2.3 Tasks: PromQL

In this lab you are going to learn a bit more about PromQL (Prometheus Query Language) .

PromQL is the query language that allows you to select, aggregate and filter the time series data collected by prometheus in real time.

Task 2.3.1: Explore Examples

In this first task you are going to explore some querying examples.

Get all time series with the metric prometheus_http_requests_total.

prometheus_http_requests_total

The result represents the time series for the http requests sent to your Prometheus server as an instant vector.

Get all time series with the metric prometheus_http_requests_total and the given code and handler labels.

Additionally select your monitoring namespace using the namespace label.

prometheus_http_requests_total{code="200", handler="/api/v1/targets",namespace="<team>-monitoring"}

The result will show you the time series for the http requests sent to the query endpoint of your Prometheus Server, which were successful ( HTTP status code 200 ).

Get a whole range of time (5 minutes) for the same vector, making it a range vector:

prometheus_http_requests_total{code="200", handler="/api/v1/targets",namespace="<team>-monitoring"}[5m]

A range vector can not be graphed directly in the Prometheus UI, use the table view to display the result.

With regular expressions you can filter time series only for handlers whose name matches a certain pattern, in this case all handlers starting with /api:

prometheus_http_requests_total{handler=~"/api.*", namespace="<team>-monitoring"}

All regular expressions in Prometheus use the RE2 syntax . To select all HTTP status codes except 2xx, you would execute:

prometheus_http_requests_total{code!~"2..",namespace="<team>-monitoring"}

Task 2.3.2: Sum Aggregation Operator

The Prometheus Aggregation operators help us to aggregate time series in PromQL.
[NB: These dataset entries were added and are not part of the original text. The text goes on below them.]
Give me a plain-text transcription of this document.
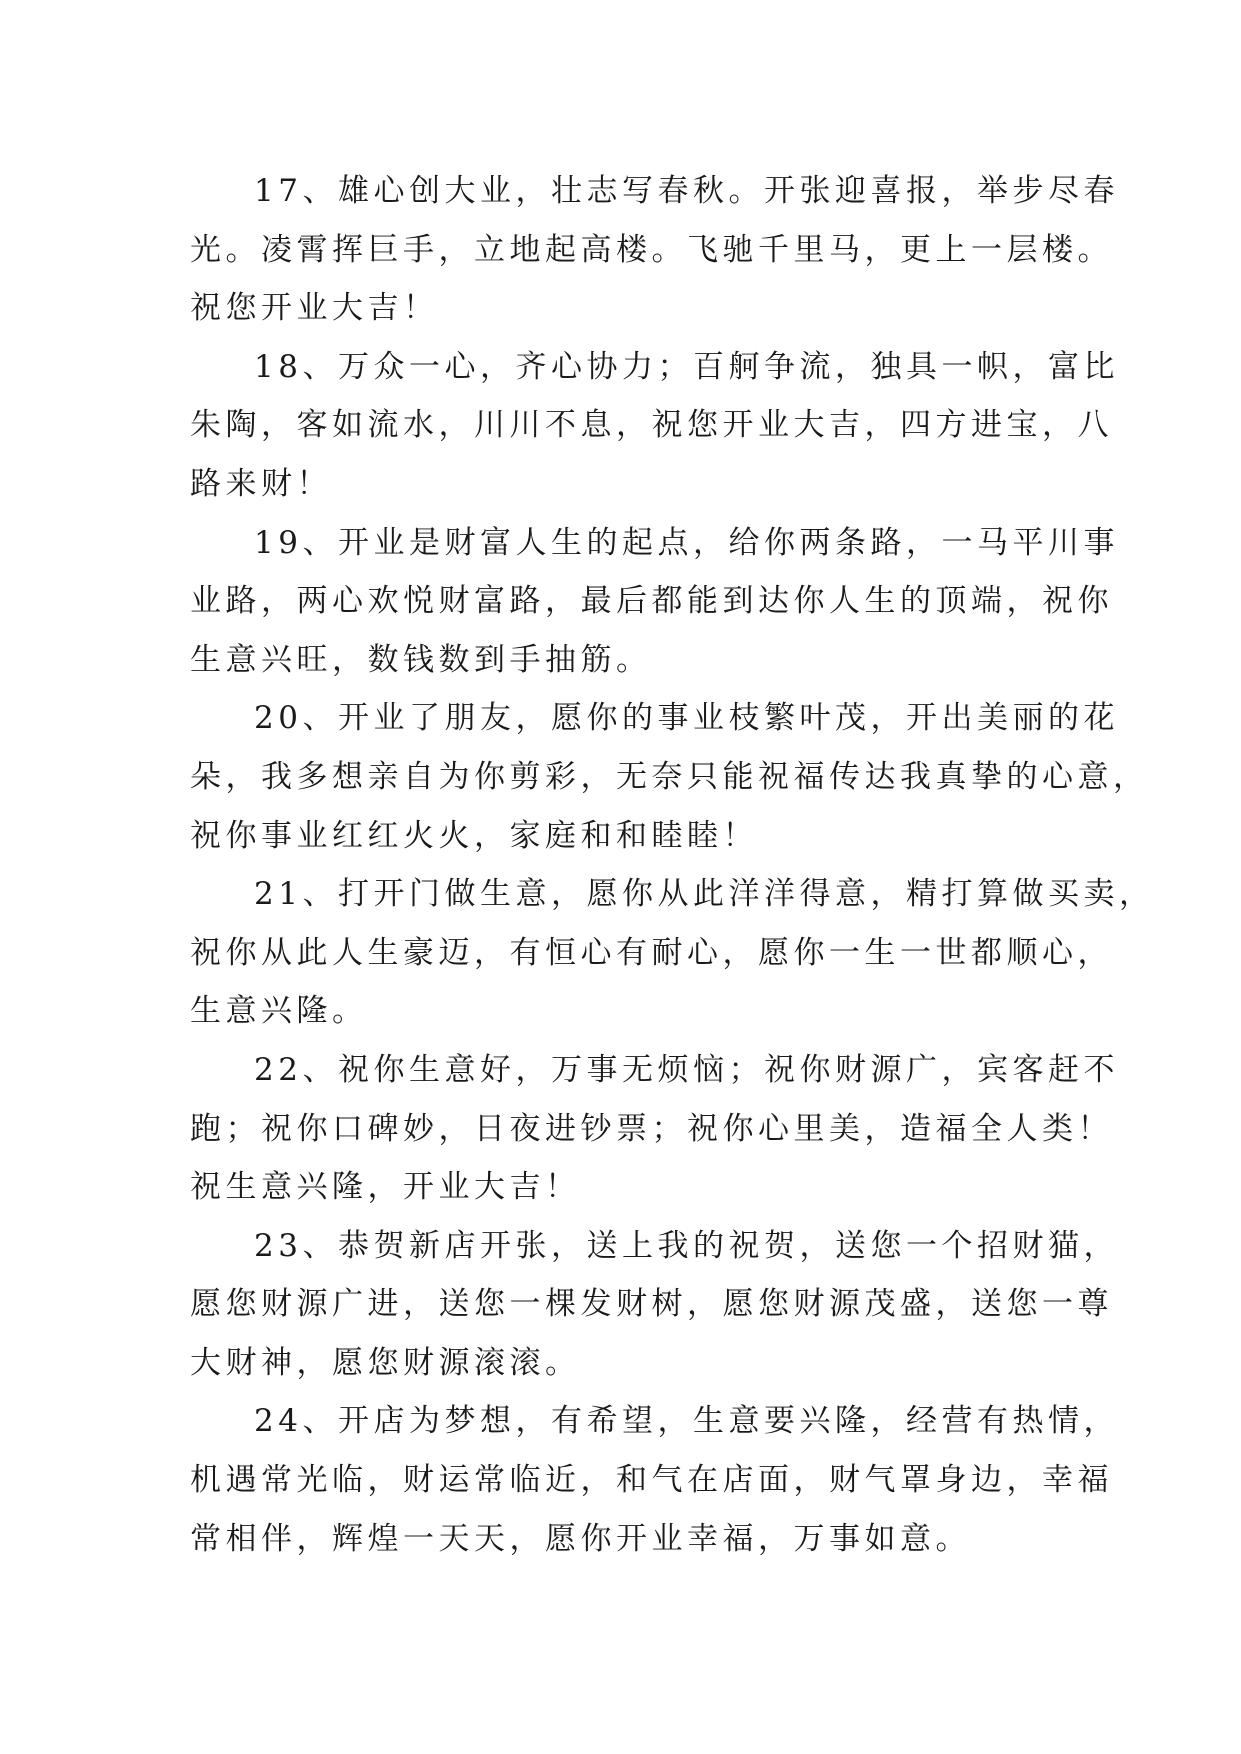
17、雄心创大业，壮志写春秋。开张迎喜报，举步尽春
光。凌霄挥巨手，立地起高楼。飞驰千里马，更上一层楼。
祝您开业大吉！
18、万众一心，齐心协力；百舸争流，独具一帜，富比
朱陶，客如流水，川川不息，祝您开业大吉，四方进宝，八
路来财！
19、开业是财富人生的起点，给你两条路，一马平川事
业路，两心欢悦财富路，最后都能到达你人生的顶端，祝你
生意兴旺，数钱数到手抽筋。
20、开业了朋友，愿你的事业枝繁叶茂，开出美丽的花
朵，我多想亲自为你剪彩，无奈只能祝福传达我真挚的心意，
祝你事业红红火火，家庭和和睦睦！
21、打开门做生意，愿你从此洋洋得意，精打算做买卖，
祝你从此人生豪迈，有恒心有耐心，愿你一生一世都顺心，
生意兴隆。
22、祝你生意好，万事无烦恼；祝你财源广，宾客赶不
跑；祝你口碑妙，日夜进钞票；祝你心里美，造福全人类！
祝生意兴隆，开业大吉！
23、恭贺新店开张，送上我的祝贺，送您一个招财猫，
愿您财源广进，送您一棵发财树，愿您财源茂盛，送您一尊
大财神，愿您财源滚滚。
24、开店为梦想，有希望，生意要兴隆，经营有热情，
机遇常光临，财运常临近，和气在店面，财气罩身边，幸福
常相伴，辉煌一天天，愿你开业幸福，万事如意。
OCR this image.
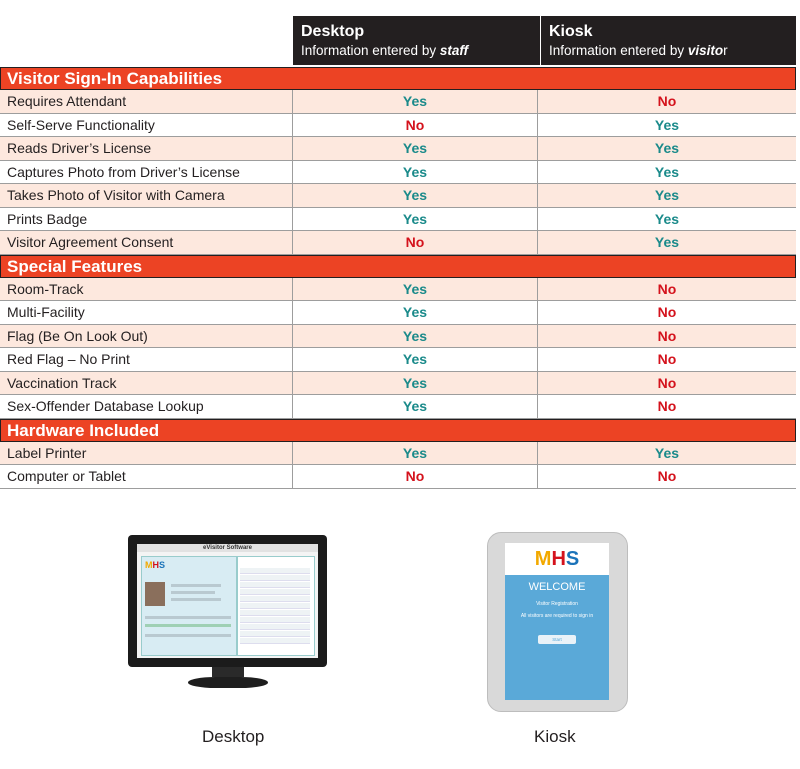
Desktop
Information entered by staff
Kiosk
Information entered by visitor
Visitor Sign-In Capabilities
Requires Attendant	Yes	No
Self-Serve Functionality	No	Yes
Reads Driver’s License	Yes	Yes
Captures Photo from Driver’s License	Yes	Yes
Takes Photo of Visitor with Camera	Yes	Yes
Prints Badge	Yes	Yes
Visitor Agreement Consent	No	Yes
Special Features
Room-Track	Yes	No
Multi-Facility	Yes	No
Flag (Be On Look Out)	Yes	No
Red Flag – No Print	Yes	No
Vaccination Track	Yes	No
Sex-Offender Database Lookup	Yes	No
Hardware Included
Label Printer	Yes	Yes
Computer or Tablet	No	No
eVisitor Software
MHS
Desktop
MHS
WELCOME
Visitor Registration
All visitors are required to sign in
Start
Kiosk
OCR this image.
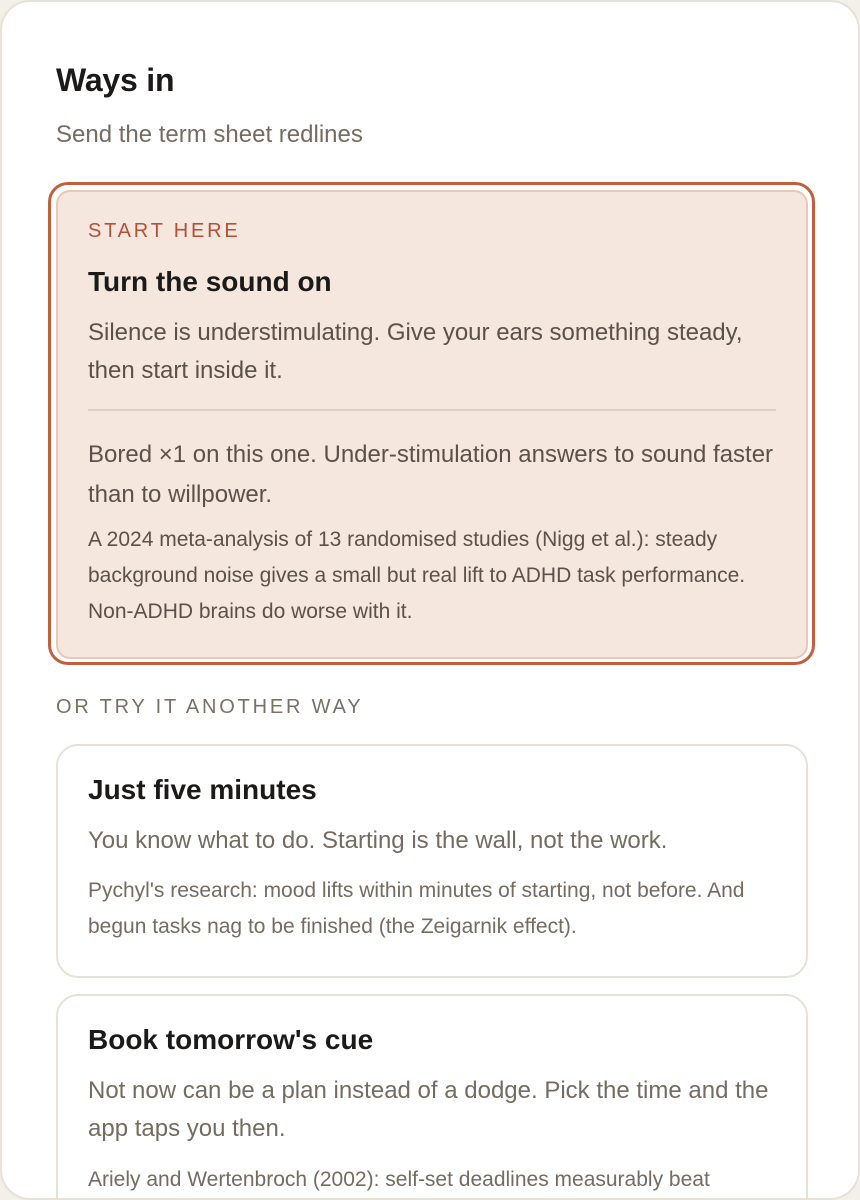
Ways in
Send the term sheet redlines
START HERE
Turn the sound on
Silence is understimulating. Give your ears something steady, then start inside it.
Bored ×1 on this one. Under-stimulation answers to sound faster than to willpower.
A 2024 meta-analysis of 13 randomised studies (Nigg et al.): steady background noise gives a small but real lift to ADHD task performance. Non-ADHD brains do worse with it.
OR TRY IT ANOTHER WAY
Just five minutes
You know what to do. Starting is the wall, not the work.
Pychyl's research: mood lifts within minutes of starting, not before. And begun tasks nag to be finished (the Zeigarnik effect).
Book tomorrow's cue
Not now can be a plan instead of a dodge. Pick the time and the app taps you then.
Ariely and Wertenbroch (2002): self-set deadlines measurably beat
There is a Prometheus metric that represents all samples scraped by Prometheus. Let’s sum up the metrics returned.

Hints

The metric scrape_samples_scraped represents the total of scraped samples by job and instance. To get the total amount of scraped samples, we use the Prometheus aggregation operators sum to sum the values.

Additionally select your Prometheus instance using the prometheus label. Replace <team>-monitoring/prometheus with the monitoring name you defined earlier in lab 01.

sum(scrape_samples_scraped{prometheus="<team>-monitoring/prometheus"})

Task 2.3.3: Rate Function

Use the rate() function to display the current CPU idle usage per CPU core of the server in % based on data of the last 5 minutes.

Hints

The CPU metrics are collected and exposed by the node_exporter therefore the metric we’re looking for is under the node namespace.

node_cpu_seconds_total

To get the idle CPU seconds, we add the label filter {mode="idle"}.

Since the rate function calculates the per-second average increase of the time series in a range vector, we have to pass a range vector to the function.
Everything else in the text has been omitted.